Monday, November 5, 2012

Exercising Your Right


Tomorrow is Election Day. The outcome of citizens streaming to the polls will determine who serves in the White House for the next four years. For those of us who voted early, it will be a bit anticlimactic. We’ve already cast our ballot for our candidate of choice – or the lesser of two evils – however you happen to regard the options.

But the key to this act is it’s our right – and a privilege at the same time. The Constitution guarantees that citizens of the United States have the right to vote, expressing their preference of persons they wish to represent them in government. But it’s also a privilege. Many nations do not offer such a right. Leaders command by force, and citizens of those lands are ruled without having influence in the matter.

Sadly, many of our fellow Americans will “elect” not to vote, either out of apathy, inconvenience, the conviction that neither candidate deserves their vote, or simply because they didn’t take time to register. Too bad, because it’s a wonderful right to participate in the selection of those that lead our nation.

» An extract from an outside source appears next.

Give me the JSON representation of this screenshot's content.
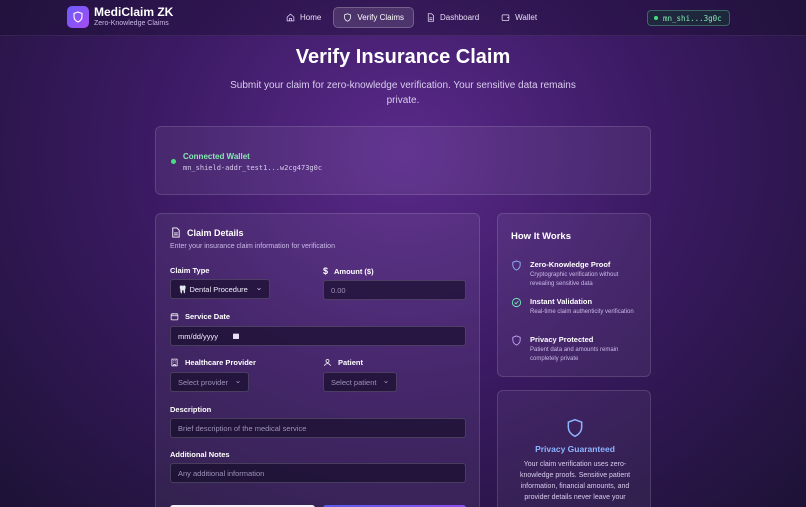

The great question, of course, is who will win. Already there is gnashing of teeth over what will happen if “my” candidate doesn’t win. Our country will “go to hell in a hand-basket,” people argue. Strangely, we hear this complaint from both sides.

Years ago we didn’t have early voting, so first Tuesdays of November were special days, everyone streaming to their election sites en masse. We’d wait anxiously for results, without much clue about what the outcome would be. Today, however, it seems everyone does polls, projecting who will win, garnering the most electoral votes. We even get reports on early voting. So some of the suspense is gone.

But suspense is gone in another respect, too. For everyone fearful of what will happen if the opposition candidate wins – liberal or conservative, Republican or Democrat – we have assurance from the Bible.

In 1 Timothy 2:1-2, the apostle Paul writes, “I urge, therefore, that requests, prayers, intercession and thanks giving be made for everyone, for kings and all those in authority, that we may live peaceful and quite lives with all godliness and holiness.” What that says to me is no elected official is beyond God’s control.

It also says, Everyone must submit himself to the governing authorities, for there is no authority except that which God has established. The authorities that exist have been established by God” (Romans 13:1).

If we believe this, it means God is not in heaven wringing His hands, fretting over who wins the election. He’s got it figured out. “I’ve got this,” He’s telling us. That’s not to say we shouldn’t vote, shrugging our shoulders and concluding, “Why bother, if God’s already got it handled?” We still have the responsibility – and stewardship – to take part in the political process, even when we feel what we do is of little consequence.

The confidence we can have is that the “governing authorities,” just as everything else in this world, fall under God’s sovereign will and direction, so whether our candidate of choice wins or not, we need not fear the future. 

As a great speaker once said, “God knows what He’s doing, and He does it quite well.”